I’ve got a pile of amplified arthropod COI data from about 600 bat guano samples. My typical workflow includes testing out a few different distance metrics like Dice-Sorensen and Bray-Curtis to see how read abundances influence the results, as well as weighted and unweighted Unifrac to see how adding phylogenetic information skews the resulting ordinations (and permanova). The weighted unifrac data tends to have more variance explained in the first two PCs, but the data isn’t necessarily quite as spread out as other distance estimates.
Samples come from one of 9 different locations, collected weekly from April through October. We collected about 10 samples per week, but the sequencing results were less than inspiring. The dataset used to create the plot below was filtered such that:
- All samples have at least 1000 non-rarefied reads (notably, these are 1000 arthropod COI reads as contaminants like the host (bat) DNA has been removed prior to assessing those counts)
- Any sampling window at a given site has to have at least 2 samples (no singlet samples per site/date)
I took a crack at my first biplot to see if there were any interesting features that might project well in the weighted unifrac dataset, so I applied @jbisanz’s code in this thread to make this biplot:
Each sample location is a text/point on the main plot, colored by the time of the season it was collected. You’ll notice that the colors are kind of all over the place, but there is this one outlier in the top right of the main plot with a bunch of points labeled ‘HOL’ (it’s the Squam Science Center in Holderness, NH - home of the most adorable river otters!). The inset plot shows the species projections that match the main plot, but these are colored by the arthropod Orders. You might notice the two dark green ones (ASV-15 and ASV-17) are projecting towards that HOL cluster, which is sensible because these are aquatic bugs, and that location happens to be right next to a big lake, whereas other sites don’t have the same scope of aquatic landscapes.
I was totally happy with this plot and ready to start writing up my paper, but I decided to give the recent DEICODE plugin by @cmartino a spin and see what might come of it. I was curious if using non-rarefied reads might change the interpretations of what’s going on. And the answer is… sort of?
In this case, my take home message would be a bit different: sites tend to be spread out based more on the earlier parts of the sampling period, whereas when you get into summer time, there’s a lot of compositional similarity; as you move into the very edges of the sampling period, some sites become different again. A new outlier cluster emerges in this ordination - FOX (Fox State Forest, Hillsborough, NH - visit if you like foliage and bugs!), while the earlier outlier at HOL is less of an outlier in this instance as it was in the earlier plot.
What jumped out to me were the axes labels - the PC % variance explained is off the charts in the DEICODE ordination; it’s larger than any other value I’ve ever come across. And that’s where I’m getting a bit suspicious, and worried about some assumptions that I’m not meeting that could be skewing these calculations.
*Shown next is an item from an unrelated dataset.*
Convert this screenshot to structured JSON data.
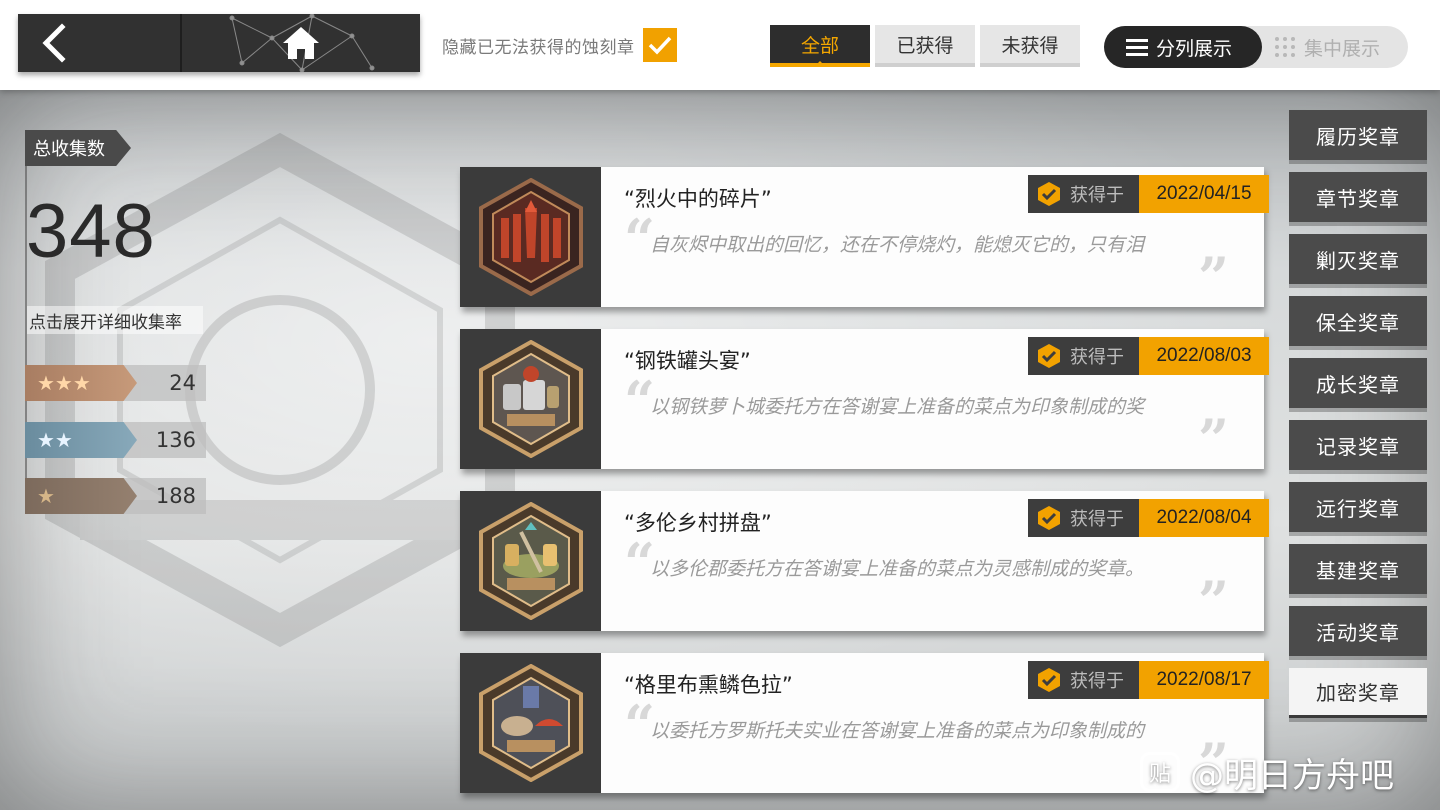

Unlike microbiome data, there aren’t nearly as many features per sample in these bat guano samples - typically between 10-30 ASVs per sample (though these samples are particularly low in richness compared to other guano datasets I’ve dealt with). The code executed to generate the biplot
.qza file was as follows:
qiime deicode rpca \ --i-table $DEICODETABLE \ --p-min-feature-count 2 \ --p-min-sample-count 1000 \ --o-biplot deicode_biplot.qza \ --o-distance-matrix deicode_distmat.qza
Initially I wondered if having such a low
--min-feature-count parameter was an issue, so I tried running the same code but upped that parameter from 2 to 10 (probably doesn’t sound like much to most microbiome datasets, but for guano data that actually is a bigger jump than it seems).
The resulting plot shifts yet again, this time actually spreading out those two plots worth of outliers: FOX and HOL are now both outliers in their own respective directions. So maybe the minimum filtering thing matters?
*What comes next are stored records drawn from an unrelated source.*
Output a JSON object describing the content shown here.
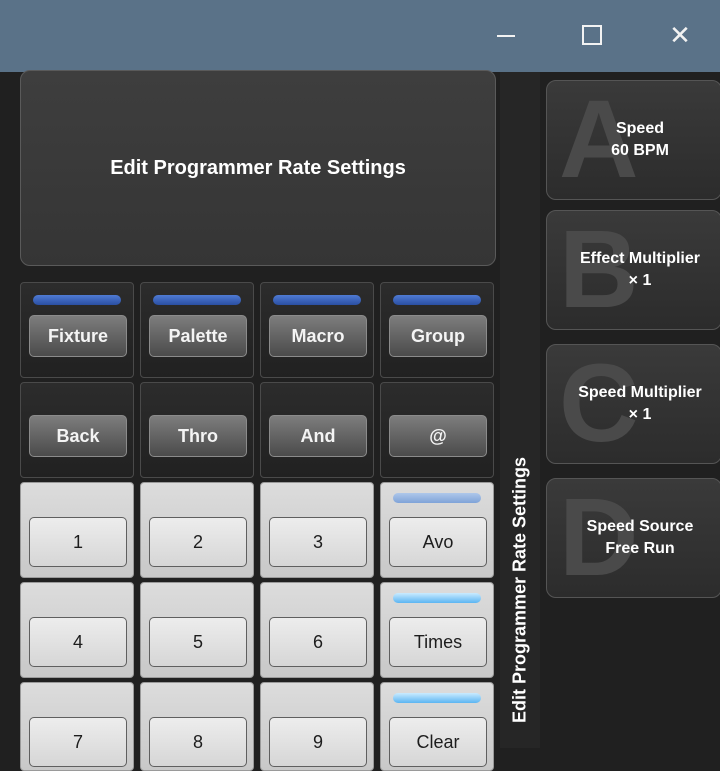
{
  "window": {
    "minimize_glyph": "—",
    "maximize_glyph": "☐",
    "close_glyph": "✕"
  },
  "header": {
    "title": "Edit Programmer Rate Settings"
  },
  "keypad": {
    "row1": [
      {
        "label": "Fixture",
        "indicator": "blue"
      },
      {
        "label": "Palette",
        "indicator": "blue"
      },
      {
        "label": "Macro",
        "indicator": "blue"
      },
      {
        "label": "Group",
        "indicator": "blue"
      }
    ],
    "row2": [
      {
        "label": "Back"
      },
      {
        "label": "Thro"
      },
      {
        "label": "And"
      },
      {
        "label": "@"
      }
    ],
    "row3": [
      {
        "label": "1"
      },
      {
        "label": "2"
      },
      {
        "label": "3"
      },
      {
        "label": "Avo",
        "indicator": "pale"
      }
    ],
    "row4": [
      {
        "label": "4"
      },
      {
        "label": "5"
      },
      {
        "label": "6"
      },
      {
        "label": "Times",
        "indicator": "sky"
      }
    ],
    "row5": [
      {
        "label": "7"
      },
      {
        "label": "8"
      },
      {
        "label": "9"
      },
      {
        "label": "Clear",
        "indicator": "sky"
      }
    ]
  },
  "side_title": "Edit Programmer Rate Settings",
  "softkeys": [
    {
      "letter": "A",
      "line1": "Speed",
      "line2": "60 BPM"
    },
    {
      "letter": "B",
      "line1": "Effect Multiplier",
      "line2": "× 1"
    },
    {
      "letter": "C",
      "line1": "Speed Multiplier",
      "line2": "× 1"
    },
    {
      "letter": "D",
      "line1": "Speed Source",
      "line2": "Free Run"
    }
  ],
  "colors": {
    "titlebar": "#5a7288",
    "indicator_blue": "#2a4fa3",
    "indicator_sky": "#5bb5f2"
  }
}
I’m curious to hear from other people’s experiences what parameters they’ve played around with, and what seems to be more or less sensitive. This thread suggested that I might need to be concerned with the fact that my data is probably working across a few gradients (space and time):
However, I’m getting such high % variance explained with the defaults that I’m starting to wonder if I need to adjust the
--p-rank parameter, or if I’m already overfitting with the three axes being used in the decomposition of the data.
Any insights would be greatly appreciated. Thanks for the great tool!